Friday, January 19, 2007

Kau yang kini aku tak tahu

Ruang itu terasa hampa, lambai angin yang menyusup lirih lewat sela-sela jendela kaca tak mampu keringkan pipinya yang basah. aku tertegun dengan kata-kataku, aku telah membuatnya menangis. Tetes demi tetes air matanya terus menerus menimpaku deras sederas kata-kataku saat itu.
"Putus" kata itu yang sempat terucap tanpa rencana, aku ingin menarik ulur kata itu namun aku tak mampu. aku terlanjur mengatakannya, "apa iya ludah yang telah terlempar ku jilat lagi?" fikirku angkuh. Dibatas kesadaran, pelan-pelan jiwaku berbisik,
"Kenapa sich harus terucap kata-kata itu? apa tidak ada kata yang lebih pantas dan urung meneteskan air matanya?". Gelang-gelang sesal melingkariku kalut.
Hari ini aku melihat tak ada keangkuhan lagi dimatanya, tak tersirat sedikitpun garis-garis kebohongan diwajahnya, ia betul-betul mencintaiku, ia sungguh menyayangiku, kenapa aku berbuat seperti itu. Jiwaku tertegun lemas di sudut ketidakwajaran. Aku memang kurang ajar, aku memang penjahat yang telah merobek hatinya tanpa kesadaran. Hari lalu aku mengatakan "iya" dan hari ini aku jadi seorang komprador dan memberanikan diri mengatakan "tidak".
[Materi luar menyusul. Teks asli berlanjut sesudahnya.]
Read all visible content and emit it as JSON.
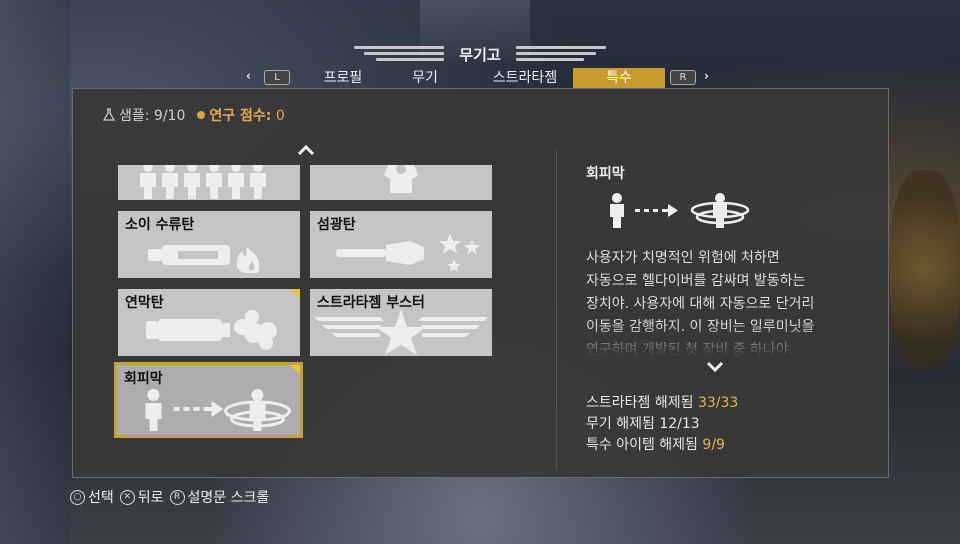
{
  "header": {
    "title": "무기고",
    "tabs": [
      "프로필",
      "무기",
      "스트라타젬",
      "특수"
    ],
    "active_tab": "특수",
    "left_key": "L",
    "right_key": "R",
    "left_chevron": "‹",
    "right_chevron": "›"
  },
  "stats": {
    "samples": "샘플: 9/10",
    "research_label": "연구 점수:",
    "research_value": "0"
  },
  "items": [
    {
      "label": "",
      "icon": "squad-icon"
    },
    {
      "label": "",
      "icon": "armor-icon"
    },
    {
      "label": "소이 수류탄",
      "icon": "incendiary-grenade-icon"
    },
    {
      "label": "섬광탄",
      "icon": "flashbang-icon"
    },
    {
      "label": "연막탄",
      "icon": "smoke-grenade-icon",
      "new": true
    },
    {
      "label": "스트라타젬 부스터",
      "icon": "stratagem-booster-icon"
    },
    {
      "label": "회피막",
      "icon": "evade-icon",
      "new": true,
      "selected": true
    }
  ],
  "detail": {
    "title": "회피막",
    "description_lines": [
      "사용자가 치명적인 위험에 처하면",
      "자동으로 헬다이버를 감싸며 발동하는",
      "장치야. 사용자에 대해 자동으로 단거리",
      "이동을 감행하지. 이 장비는 일루미닛을",
      "연구하며 개발된 첫 장비 중 하나야."
    ]
  },
  "unlocks": [
    {
      "label": "스트라타젬 해제됨",
      "value": "33/33",
      "color": "gold"
    },
    {
      "label": "무기 해제됨",
      "value": "12/13",
      "color": "white"
    },
    {
      "label": "특수 아이템 해제됨",
      "value": "9/9",
      "color": "gold"
    }
  ],
  "footer": [
    {
      "button": "○",
      "label": "선택"
    },
    {
      "button": "✕",
      "label": "뒤로"
    },
    {
      "button": "R",
      "label": "설명문 스크롤"
    }
  ],
  "colors": {
    "accent": "#c89a2e",
    "gold": "#e3b44c",
    "card": "#c5c5c5"
  }
}
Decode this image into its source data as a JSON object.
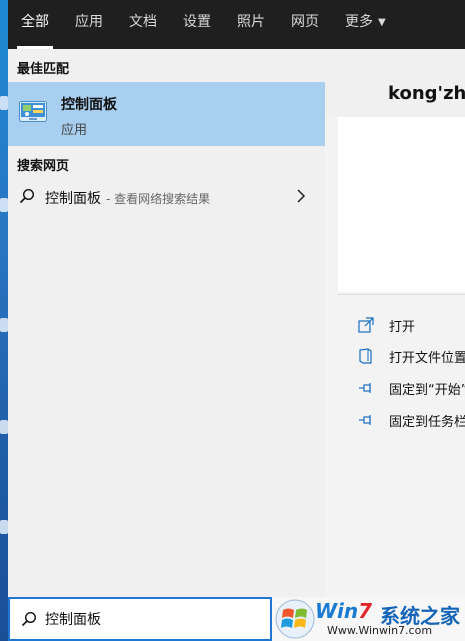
{
  "topbar": {
    "tabs": [
      {
        "label": "全部",
        "active": true
      },
      {
        "label": "应用",
        "active": false
      },
      {
        "label": "文档",
        "active": false
      },
      {
        "label": "设置",
        "active": false
      },
      {
        "label": "照片",
        "active": false
      },
      {
        "label": "网页",
        "active": false
      },
      {
        "label": "更多",
        "active": false,
        "has_dropdown": true
      }
    ],
    "dropdown_icon": "caret-down-icon"
  },
  "results": {
    "best_match_heading": "最佳匹配",
    "best_match": {
      "title": "控制面板",
      "subtitle": "应用",
      "icon": "control-panel-icon"
    },
    "web_heading": "搜索网页",
    "web_result": {
      "query": "控制面板",
      "hint": "- 查看网络搜索结果",
      "icon": "search-icon",
      "chevron": "chevron-right-icon"
    }
  },
  "preview": {
    "title": "kong'zhi",
    "actions": [
      {
        "label": "打开",
        "icon": "open-icon"
      },
      {
        "label": "打开文件位置",
        "icon": "file-location-icon"
      },
      {
        "label": "固定到“开始”屏幕",
        "icon": "pin-icon"
      },
      {
        "label": "固定到任务栏",
        "icon": "pin-icon"
      }
    ]
  },
  "search": {
    "value": "控制面板",
    "icon": "search-icon"
  },
  "watermark": {
    "brand_prefix": "Win",
    "brand_seven": "7",
    "brand_cn": "系统之家",
    "url": "Www.Winwin7.com"
  },
  "colors": {
    "topbar_bg": "#1f1f1f",
    "selected_bg": "#a8cff0",
    "search_border": "#1e78d2",
    "accent": "#1a7bd2"
  }
}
Tapi ini masalah hati aku tak sanggup mengingkarinya, dan aku telah melakukan kesalahan fatal telah coba-coba bermain dengan hati. Hati siapa yang mau dipermainkan? seperti bola yang kadang ditengah, pojok bahkan terjelembab masuk gawang, aku tak mau hatiku diilustrasikan seperti bola yang hanya bisa di tendang tak pernah mampu melawan, diapun pasti begitu, mana bisa hatinya rela di permainkan seperti bola, tapi kenapa aku lakukan itu? Pertanyaan-pertanyaan yang membunuhku.
Di Ruang kuliah kampusku, aku jadian empat bulan lalu, saat itu aku merasa terus menerus dibuntuti bayang-bayang ketakutan, kekhawatiran, harapan dan angan-angan betapa aku akan bahagia bersamanya.
Awal dari sikap iseng saja hari, itu di teras kosku yang lusuh Zakaria tiba-tiba bertanya pada semua orang yang ada, Siapakah yang kau suka sekarang? Jawab dengan jujur, karena kita semua satu keluarga, satu ikatan yang tak mungkin membuka rahasia satu sama lain!
“Zacks, kau telah meluncurkan pertanyaan yang sangat tolol hari ini” batinku lirih saat terkejut mendengar pertanyaan Zakaria yang memang menurutku sangat tolol.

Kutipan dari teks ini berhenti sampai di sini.